= Jeff Bowler =

American film and television producer

Jeff Bowler (born September 10, 1975 in Gardner, Massachusetts) is an American film and television producer best known for producing films such as The Grand and programs such as Inked.

==Early life==
Jeffrey (“Jeff”) Bowler was born and raised in Winchendon and Gardner, Massachusetts. He attended University of Hawaii Maui College.

==Career==

===Bandai Entertainment===
At the age of 21, Bowler was a business development executive at Bandai, the world’s third largest toy manufacturer and owner of the Mighty Morphin Power Rangers.

===World Wrestling Entertainment===
After Bandai, Bowler went to work for the World Wrestling Federation (WWF), now World Wrestling Entertainment (WWE), where he was Vice President of Business Development.

===Foglight Entertainment===
Mr. Bowler founded Foglight Entertainment, based in Los Angeles and New York, in 2002. Bill MacDonald joined Foglight in 2003. Bowler and MacDonald produced and developed an MTV original movie about the founder of Napster, Shawn Fanning. They also developed and produced TV series with a number of networks and partners such as MTV, CMT, NBC, ESPN, E!, and others.

===Jeff Bowler Productions===
From 2004 until 2010, Bowler was an indie film producer for his own company, Jeff Bowler Productions. During this time, Bowler produced a thriller, “Across the Hall,” with Brittany Murphy and “The Grand” with Woody Harrelson. He also produced a 3-D animated film called Sky Force with Lionsgate Films.

===Typhoon Entertainment===
Jeff Bowler founded Typhoon Entertainment with partner Bill MacDonald. In 2004, Fox TV Studies signed a first-look production deal with Typhoon. At Typhoon, Bowler was the executive producer of the bio series “Driven” for VH1. Also for VH1, Typhoon set up the reality TV series “I’m in the…”.

===The Exchange===

====Film====
Bowler is one of the executive producers of the documentary “Unchained: The Untold Story of Freestyle Motocross.” Josh Brolin narrates the film.

In March 2014, Bowler and The Exchange’s CEO, Brian O’Shea, announced a deal with former William Morris agent Graham Kaye and Lake Forest Entertainment’s Elliot Michael Smith to work on a biopic about Steve McQueen. The film will be partially based on the 2010 biography written by Marshall Terrill entitled, “Steve McQueen: The Life and Legend of a Hollywood Icon”. Bowler will serve as a producer and financier for the film.

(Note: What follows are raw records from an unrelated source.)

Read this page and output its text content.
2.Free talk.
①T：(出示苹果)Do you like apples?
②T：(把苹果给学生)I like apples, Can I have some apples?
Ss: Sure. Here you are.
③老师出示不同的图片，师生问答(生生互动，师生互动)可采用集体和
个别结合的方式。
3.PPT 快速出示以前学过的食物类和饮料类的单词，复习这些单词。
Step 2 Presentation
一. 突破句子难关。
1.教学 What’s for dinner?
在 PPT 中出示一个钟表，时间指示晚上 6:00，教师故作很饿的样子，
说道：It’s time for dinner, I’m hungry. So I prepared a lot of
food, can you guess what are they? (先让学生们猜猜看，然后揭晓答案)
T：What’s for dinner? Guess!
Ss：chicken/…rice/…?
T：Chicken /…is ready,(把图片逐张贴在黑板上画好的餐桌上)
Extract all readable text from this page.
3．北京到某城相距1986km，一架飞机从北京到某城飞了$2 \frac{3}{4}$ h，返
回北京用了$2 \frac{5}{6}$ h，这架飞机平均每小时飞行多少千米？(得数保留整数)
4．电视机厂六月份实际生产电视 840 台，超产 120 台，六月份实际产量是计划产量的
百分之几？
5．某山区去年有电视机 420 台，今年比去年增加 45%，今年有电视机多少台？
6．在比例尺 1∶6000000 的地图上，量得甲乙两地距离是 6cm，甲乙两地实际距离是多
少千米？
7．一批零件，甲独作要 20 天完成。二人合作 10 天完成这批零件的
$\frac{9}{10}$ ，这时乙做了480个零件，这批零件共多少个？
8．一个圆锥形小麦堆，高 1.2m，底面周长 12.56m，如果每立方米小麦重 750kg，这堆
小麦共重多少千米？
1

The Exchange announced, in May 2014, a deal to produce, package and sell a big budget reboot of Kickboxer, the classic 1989 action film. Jeff Bowler and Brian O’Shea are executive producers for the film, and martial artist and stunt man Alain Moussi will debut as the leading actor.

In May 2015, it was announced that a second Three Stooges film was in development, a sequel to the 2012 movie from 20th Century Fox. Bowler, along with O’Shea, are amongst the producers.

====Television====
In January 2015, the US cable network Reelz purchased 104 episodes of Celebrated from Bowler and The Exchange. Celebrated is a half-hour weekday show profiling celebrities such as Halle Berry, Angelina Jolie, Russell Crowe and others, produced by Reboot TV. The program was the first deal made by Bowler & O’Shea since launching the company’s TV development division. Bowler is an executive producer on the series.

===Storyboard Media===
In 2016, Jeff Bowler accepted an offer to become the CEO of Storyboard Media, a film and TV production, finance, and global sales company.

==Personal life==
Jeff Bowler lives in the greater Los Angeles area. Jeff has four children whom he has been raising on his own since his early 20s.